According to classified documents leaked to the whistleblower website Wikileaks and then passed on to the American New York Times newspaper, Abdumalik has never been given a chance at a combatant status review tribunal. He has never been charged with a crime of terrorism as the US has still not bothered to provide any proof against him, or given him the chance to challenge any allegations there may be. His lawyers were only allowed to meet with him for the first time in April 2008, a year after his detention at Guantanamo.
According to his lawyers, Abdulmalik is no longer regularly interrogated, perhaps a sign that he does not have valuable evidence on terror activities. The US government has made it difficult for him, especially without facing a combatant status review tribunal, to exercise his right under international and American law to challenge the lawfulness of his detention in a US civilian court.
Out of the 779 detainees who have been sent to the Guantánamo Bay prison since the first detainees arrived on January 11, 2002, Abdulmalik is among those who have never been given the benefit of any kind of process to determine the legality of their transfer and detention — no arraignment or habeas corpus hearings (a summons with the force of a court order demanding that a prisoner be taken before a court), no extradition proceedings, and no combatant status review tribunal.
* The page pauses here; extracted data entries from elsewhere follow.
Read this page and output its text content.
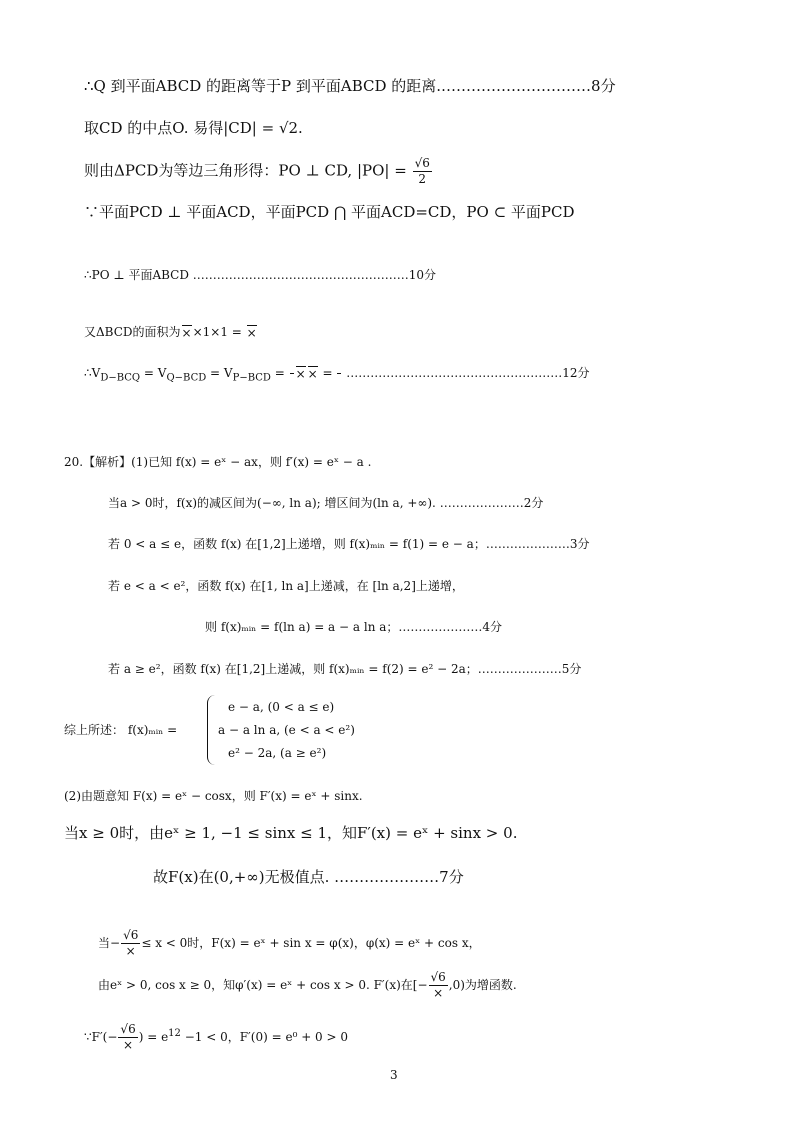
∴Q 到平面ABCD 的距离等于P 到平面ABCD 的距离.…………………………8分
取CD 的中点O. 易得|CD| = √2.
则由ΔPCD为等边三角形得：PO ⊥ CD, $|PO| = \frac{√6}{2}$
∵平面PCD ⊥ 平面ACD，平面PCD ⋂ 平面ACD=CD，PO ⊂ 平面PCD
∴PO ⊥ 平面ABCD ………………………………………………10分
又ΔBCD的面积为 × ×1×1 = ×
$\therefore V_{D-BCQ} = V_{Q-BCD} = V_{P-BCD}$ = × × =
………………………………………………12分
20.【解析】(1)已知 f(x) = eˣ − ax，则 f′(x) = eˣ − a .
当a > 0时，f(x)的减区间为(−∞, ln a); 增区间为(ln a, +∞). …………………2分
若 0 < a ≤ e，函数 f(x) 在[1,2]上递增，则 f(x)ₘᵢₙ = f(1) = e − a；…………………3分
若 e < a < e²，函数 f(x) 在[1, ln a]上递减，在 [ln a,2]上递增，
则 f(x)ₘᵢₙ = f(ln a) = a − a ln a；…………………4分
若 a ≥ e²，函数 f(x) 在[1,2]上递减，则 f(x)ₘᵢₙ = f(2) = e² − 2a；…………………5分
综上所述： f(x)ₘᵢₙ =
e − a, (0 < a ≤ e)
a − a ln a, (e < a < e²)
e² − 2a, (a ≥ e²)
(2)由题意知 F(x) = eˣ − cosx，则 F′(x) = eˣ + sinx.
当x ≥ 0时，由eˣ ≥ 1, −1 ≤ sinx ≤ 1，知F′(x) = eˣ + sinx > 0.
故F(x)在(0,+∞)无极值点. …………………7分
当− $\frac{√6}{\times} \le x < 0$时，F(x) = eˣ + sin x = φ(x)，φ(x) = eˣ + cos x，
由eˣ > 0, cos x ≥ 0，知φ′(x) = eˣ + cos x > 0. F′(x)在[− $\frac{√6}{\times} ,0$)为增函数.
∵F′(− $\frac{√6}{\times}$ ) = $e^{12} -1 < 0$，F′(0) = e⁰ + 0 > 0
3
Simply put, his lawyers argue, he has never had the opportunity to contest his treatment, a fact that has led Abdulmalik’s US lawyer Darin Thompson to term the prison “a black hole”.
And, out of the remaining 168, the Kenyan is among those who will find no place to call home even if the US government does the most unlikely thing and releases him.
Despite Kenya’s role in his abduction and transfer to US custody, the Kenyan government has never made significant diplomatic representations to the US government on Abdulmalik’s behalf, and, in fact, has at times raised doubts about him being a Kenyan citizen.
In April 2007, then Internal Security assistant minister Peter Munya told a charged Parliament that Abdulmalik was not a Kenyan citizen but a Somalia national.
“He is an international terrorist, a man of dubious nationality...,” Munyes said, adding that the Government decided to deport Abdulmalik to Somalia because that is where he had “sneaked” into Kenya from. “Where the Americans got him from is their business,” he finished off.
By the time of going to press, the Ministry of Foreign Affairs, Police Spokesperson Erick Kiraithe, Government Spokesperson Alfred Mutua, Justice Minister Eugene Wamalwa and his predecessor Mutula Kilonzo had not responded to our requests to find out the status of Mohammed Abdulmalik. The US Embassy in Nairobi, the US Department of State and the US Department of Defence also did not reply to our requests for info on the suspect.